O demorado e cabreiro depoimento que Raduan concedeu para o mesmo Cadernos contém também instantes valiosos à modesta proposta que assumimos. Não me refiro às perguntas e respostas em redor de sua tão comentada opção pelo “silêncio”, do abandono da carreira literária após a publicação de Um copo de cólera (1980) e da coletânea de contos Menina a caminho (1994). Creio que mais oportunas são as breves (e quase sempre aborrecidas) considerações que ele fez a partir da sua obra e sobre a literatura em geral. Ao citar Jorge de Lima, por exemplo, explicitou o que entende por “realização do poético no plano conceitual”, em contraposição aos que insistem em buscá-la a partir da “casca”. “Há sempre um copo de mar/ para um homem navegar”, são os versos recordados. Deles, o romancista ressalta que as palavras são cotidianas, a rima é comum, a sintaxe não poderia ser mais simples: “Mas são versos generosos à imaginação”. E, na resposta seguinte, ele diz acreditar que “a boa prosa tenha sido sempre poética”. Porque “as leituras que nos acompanham a vida toda foram as dos artistas dos significados”.
Raduan defendeu o uso de frases de efeito e afirmou que os escritores estavam “complicando um pouco as coisas”, pois “queriam a qualquer custo acabar com os sentimentos na literatura”. E quando você lê “um texto que não toca o coração, é que alguma coisa está indo pras cucuias”. Todas essas opiniões foram dadas a entrevistadores que não largavam o osso — melhor dizendo, que preferiam insistir em lugares-comuns que alicerçam muitas das enviesadas leituras de Lavoura arcaica.
Há confusão frequente nas análises feitas a partir dos depoimentos do escritor, mormente quando expressam seu desinteresse por teorias e programas literários. Nas entrevistas — que não são tão raras quanto vendem os pacotes midiáticos sobre o personagem Raduan Nassar —, ele deixa muito claro que sua recusa em pesquisar e se valer de discursos teóricos não implica imunidade a eles: “As ideias estão no ar. Se assimilei uma e outra no meu trabalho (…), foi cheirando involuntariamente a atmosfera”.

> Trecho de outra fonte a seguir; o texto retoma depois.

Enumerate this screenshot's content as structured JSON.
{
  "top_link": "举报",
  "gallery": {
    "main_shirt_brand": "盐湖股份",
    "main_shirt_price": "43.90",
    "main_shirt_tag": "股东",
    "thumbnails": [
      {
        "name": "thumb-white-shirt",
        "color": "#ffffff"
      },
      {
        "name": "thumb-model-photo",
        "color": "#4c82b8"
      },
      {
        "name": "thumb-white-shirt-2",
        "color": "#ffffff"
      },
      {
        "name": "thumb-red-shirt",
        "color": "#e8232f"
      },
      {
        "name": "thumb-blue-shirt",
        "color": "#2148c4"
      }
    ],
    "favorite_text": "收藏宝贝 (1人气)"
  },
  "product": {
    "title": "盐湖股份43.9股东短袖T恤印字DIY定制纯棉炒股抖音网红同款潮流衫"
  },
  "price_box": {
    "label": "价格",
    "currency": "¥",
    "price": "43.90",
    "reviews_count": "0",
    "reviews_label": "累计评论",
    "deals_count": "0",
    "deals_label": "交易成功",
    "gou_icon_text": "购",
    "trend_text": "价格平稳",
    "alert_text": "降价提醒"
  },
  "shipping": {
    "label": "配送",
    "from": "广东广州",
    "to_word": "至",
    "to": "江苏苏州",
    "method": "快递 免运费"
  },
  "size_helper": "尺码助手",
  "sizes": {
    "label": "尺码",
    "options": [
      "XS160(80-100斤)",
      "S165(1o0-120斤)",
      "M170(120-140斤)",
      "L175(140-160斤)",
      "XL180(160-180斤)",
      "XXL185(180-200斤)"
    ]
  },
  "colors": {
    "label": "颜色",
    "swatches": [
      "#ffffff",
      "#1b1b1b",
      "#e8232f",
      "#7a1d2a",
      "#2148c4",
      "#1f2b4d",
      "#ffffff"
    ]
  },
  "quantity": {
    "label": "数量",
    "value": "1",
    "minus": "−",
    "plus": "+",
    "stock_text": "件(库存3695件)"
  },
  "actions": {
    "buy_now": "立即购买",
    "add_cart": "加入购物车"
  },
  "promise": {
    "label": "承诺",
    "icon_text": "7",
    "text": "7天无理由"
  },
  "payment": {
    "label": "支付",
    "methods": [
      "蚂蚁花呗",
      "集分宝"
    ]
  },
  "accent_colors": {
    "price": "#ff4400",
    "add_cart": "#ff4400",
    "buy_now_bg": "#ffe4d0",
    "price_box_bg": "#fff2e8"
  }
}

Embora concordemos com o próprio Raduan — que declarações dos escritores nunca devem ser levadas muito a sério —, vale ratificarmos que boa parte dos meios de comunicação e da crítica tem especial interesse naquilo que reforça estereótipos, que exotiza o autor, divulga-o como algo à parte, misterioso, indecifrável, imiscível — tudo que, enfim, supõem que as pessoas estão mais interessadas em consumir.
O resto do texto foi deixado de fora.